Recensione di “Tutto il bene, tutto il male” di Carola Carulli

“Tutto il bene, tutto il male” è il romanzo d’esordio della giornalista RAI Carola Carulli, pubblicato dalla Salani il 7/10/2021.

In questo romanzo, la protagonista Sveva ripercorre la vita della zia Alma e il suo rapporto con lei.

In una famiglia disfunzionale dove la nonna e la madre sono superficiali e calcolatrici, Sveva trova un’affinità spirituale con Alma, spirito libero e anticonformista.

Il romanzo è incentrato sulla figura di Alma, che vediamo, attraverso flashback e flashforward, dall’infanzia fino alla fine della sua vita; nel frattempo, quasi in sordina, vediamo anche la crescita della protagonista Sveva, abbastanza speculare a quella della zia.

Il libro è molto introspettivo, con riflessioni delle protagoniste sulla maternità e il significato della vita in generale.

Lo stile è suggestivo, con dei momenti di ispirazione poetica.

Sarò sincera, questo genere di romanzo non è proprio nelle mie corde: completamente incentrato sul ritratto di Alma, nella storia vera e propria non succede praticamente nulla.

Alma è una bambina speciale e generosa che fa amicizia coi bidelli e le persone che la sua famiglia normalmente snobba; diventa sceneggiatrice e trova amiche e amici altrettanto speciali e tormentati; il romanzo si apre con l’annuncio della sua gravidanza a Sveva e il lettore immagina che a questo punto il loro rapporto speciale si incrinerà oppure che l’amore per lo sfuggente Tommaso porti qualche conseguenza nella trama. In realtà così non accade: i due neo-genitori continuano ad avere un rapporto speciale e fuori dagli schemi (anche se non si capisce esattamente in cosa) e la loro figlia è una mini-Alma sensibile e artistica che Sveva ama come una sorella minore.

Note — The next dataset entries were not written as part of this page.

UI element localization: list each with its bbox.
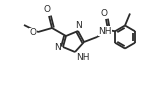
- Text: O: O: [101, 9, 108, 18]
- Text: NH: NH: [98, 26, 112, 35]
- Text: N: N: [54, 43, 61, 52]
- Text: O: O: [44, 5, 51, 15]
- Text: NH: NH: [76, 54, 90, 62]
- Text: O: O: [29, 28, 37, 37]
- Text: N: N: [75, 21, 82, 29]
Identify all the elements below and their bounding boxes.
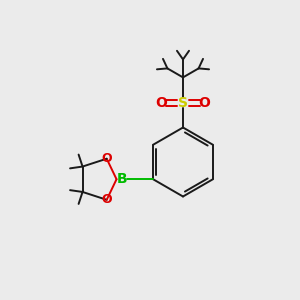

Nel frattempo incontriamo una carrellata di personaggi con cui Sveva e Alma interagiscono una volta e poi non si vedono più.

Non posso dire di avere particolarmente amato il personaggio di Alma: nonostante la narrazione insista molto sulla sua empatia verso le persone più umili, spesso i suoi pensieri non riflettono affatto questo aspetto (ad esempio c’è una lunga riflessione sulla superficialità dei “bagnanti” che si ricordano di andare al mare solo d’estate, ignorando la sua bellezza invernale, dimenticando il piccolo particolare che è ad Agosto che di solito le persone hanno abbastanza ferie da programmare una vacanza).

Quanto a Sveva, l’unica volta in cui emerge come personaggio è quando alla fine affronta il padre assente e fedifrago verso la madre in un lungo monologo: considerato però che il padre stesso era solo stato nominato in un paio di occasioni in tutto il libro, non posso dire di aver trovato questa conclusione molto catartica.

Nel complesso, l’unico personaggio per cui avevo simpatia era la madre Sarah, tragica nella sua facciata dura e giudicante che nascondeva un bisogno insoddisfatto di amore.

In conclusione, consiglio questo libro a chi cerca una riflessione sull’importanza delle figure femminili di riferimento diverse dalle madri, e lo sconsiglio a tutti quelli che amano i libri incentrati più sulla trama che sui personaggi.